Important details from the FAQ, emphasis mine:
> For users who access Kiro with Pro or Pro+ tiers once they are available, your content is not used to train any underlying foundation models (FMs). AWS might collect and use client-side telemetry and usage metrics for service improvement purposes. You can opt out of this data collection by adjusting your settings in the IDE. For the Kiro Free tier and during preview, your content, including code snippets, conversations, and file contents open in the IDE, unless explicitly opted out, may be used to enhance and improve the quality of FMs. Your content will not be used if you use the opt-out mechanism described in the documentation. If you have an Amazon Q Developer Pro subscription and access Kiro through your AWS account with the Amazon Q Developer Pro subscription, then Kiro will not use your content for service improvement. For more information, see Service Improvement.
To opt out of sharing your telemetry data in Kiro, use this procedure:
1. Open Settings in Kiro.
2. Switch to the User sub-tab.
3. Choose Application, and from the drop-down choose Telemetry and Content.
4. In the Telemetry and Content drop-down field, select Disabled to disable all product telemetry and user data collection.
source: https://kiro.dev/docs/reference/privacy-and-security/#opt-ou...
Is there a way to confirm this works or do we just have to trust that settings will be honored?
Just like using an AI model, you can’t actually know for sure that it won’t do anything malicious with what interfaces you give it access to. You just have to trust it.
You could place some unique strings in your code, and test it to see if they appear as completions in future foundation models? Maybe?
I am nowhere near being a lawyer, but I believe the promise would be more legally binding, and more likely to be adhered to, if money was exchanged. Maybe?
The "Amazon Q Developer Pro" sub they mention appears to be very inexpensive. https://aws.amazon.com/q/pricing/
This brings up a tangential question for me.
Clearly, companies view the context fed to these tools as valuable. And it certainly has value in the abstract, as information about how they're being used or could be improved.
But is it really useful as training data? Sure, some new codebases might be fed in... but after that, the way context works and the way people are "vibe coding", 95% of the novelty being input is just the output of previous LLMs.
While the utility of synthetic data proves that context collapse is not inevitable, it does seem to be a real concern... and I can say definitively based on my own experience that the _median_ quality of LLM-generated code is much worse than the _median_ quality of human-generated code. Especially since this would include all the code that was rejected during the development process.
Without substantial post-processing to filter out the bad input code, I question how valuable the context from coding agents is for training data. Again, it's probably quite useful for other things.
The human/computer interaction is probably more valuable than any code they could slurp up. Its basically CCTV of people using your product and live-correcting it, in a format you can feed back into the thing to tell it to improve. Maybe one day they will even learn to stop disabling tests to get them to pass.

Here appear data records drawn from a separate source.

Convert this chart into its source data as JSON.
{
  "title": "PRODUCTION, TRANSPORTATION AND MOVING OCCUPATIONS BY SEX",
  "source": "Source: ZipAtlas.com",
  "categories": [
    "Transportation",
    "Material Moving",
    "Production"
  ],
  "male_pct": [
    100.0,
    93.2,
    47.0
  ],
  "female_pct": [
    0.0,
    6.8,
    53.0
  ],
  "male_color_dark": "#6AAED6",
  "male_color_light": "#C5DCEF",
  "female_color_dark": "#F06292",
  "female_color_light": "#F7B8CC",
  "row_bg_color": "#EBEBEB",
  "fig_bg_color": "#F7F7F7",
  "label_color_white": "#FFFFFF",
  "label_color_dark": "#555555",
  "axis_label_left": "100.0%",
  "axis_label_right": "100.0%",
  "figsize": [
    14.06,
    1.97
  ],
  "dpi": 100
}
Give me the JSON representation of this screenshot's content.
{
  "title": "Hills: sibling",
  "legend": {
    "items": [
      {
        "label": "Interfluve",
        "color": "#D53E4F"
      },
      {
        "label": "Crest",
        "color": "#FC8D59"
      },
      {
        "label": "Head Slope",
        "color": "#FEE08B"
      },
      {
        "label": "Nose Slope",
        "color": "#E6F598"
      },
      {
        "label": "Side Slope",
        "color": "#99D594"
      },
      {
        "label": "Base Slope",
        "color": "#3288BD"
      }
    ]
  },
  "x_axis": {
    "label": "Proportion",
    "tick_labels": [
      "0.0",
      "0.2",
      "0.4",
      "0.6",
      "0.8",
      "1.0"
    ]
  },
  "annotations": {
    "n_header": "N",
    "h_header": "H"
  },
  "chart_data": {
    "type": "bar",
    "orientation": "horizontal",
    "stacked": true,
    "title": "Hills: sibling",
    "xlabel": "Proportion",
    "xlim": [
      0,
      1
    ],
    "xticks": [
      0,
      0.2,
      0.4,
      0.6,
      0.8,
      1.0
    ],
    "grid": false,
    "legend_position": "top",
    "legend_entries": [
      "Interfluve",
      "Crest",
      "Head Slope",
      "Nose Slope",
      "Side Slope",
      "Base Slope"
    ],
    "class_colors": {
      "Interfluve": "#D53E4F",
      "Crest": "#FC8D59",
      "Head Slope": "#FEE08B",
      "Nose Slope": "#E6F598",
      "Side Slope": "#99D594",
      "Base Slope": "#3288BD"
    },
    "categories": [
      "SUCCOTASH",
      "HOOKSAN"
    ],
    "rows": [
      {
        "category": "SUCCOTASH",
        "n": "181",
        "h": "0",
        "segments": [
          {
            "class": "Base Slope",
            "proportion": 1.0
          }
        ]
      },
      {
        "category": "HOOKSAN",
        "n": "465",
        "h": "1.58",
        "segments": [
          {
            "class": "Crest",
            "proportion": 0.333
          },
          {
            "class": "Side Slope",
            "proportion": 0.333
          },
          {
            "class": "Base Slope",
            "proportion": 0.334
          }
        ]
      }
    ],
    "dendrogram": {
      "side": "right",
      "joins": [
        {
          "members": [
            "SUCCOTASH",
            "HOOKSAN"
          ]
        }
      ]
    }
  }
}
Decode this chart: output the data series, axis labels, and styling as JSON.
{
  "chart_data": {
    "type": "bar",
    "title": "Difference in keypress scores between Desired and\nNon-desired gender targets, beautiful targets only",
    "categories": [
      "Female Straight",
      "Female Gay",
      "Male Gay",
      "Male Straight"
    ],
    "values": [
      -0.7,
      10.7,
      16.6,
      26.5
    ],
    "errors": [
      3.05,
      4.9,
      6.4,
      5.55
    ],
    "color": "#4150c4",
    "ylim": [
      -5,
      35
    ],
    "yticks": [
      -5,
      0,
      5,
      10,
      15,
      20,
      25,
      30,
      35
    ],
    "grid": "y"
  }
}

There is company, maybe even a YC company, which I saw posting about wanting to pay people for private repos that died on the vine, and were never released as products. I believe they were asking for pre-2022 code to avoid LLM taint. This was to be used as training data.
This is all a fuzzy memory, I could have multiple details wrong.
I suspect the product telemetry would be more useful - things like success of interaction vs requiring subsequent editing, success from tool use, success from context & prompt tuning parameters would be for valuable to the product than just feeding more bits into the core model.
This is the inevitable decline where we all eventually don't care anymore. Sorry, I'm a privacy holdout too, but this isn't the interesting part of what's happening. I tried Kiro and it is on par with Claude or Crystal, nothing special at all.
Within the next couple of years there's going to be a 4-for-1 discount on software engineers. Welcome to The Matrix. You'd best find Morpheus.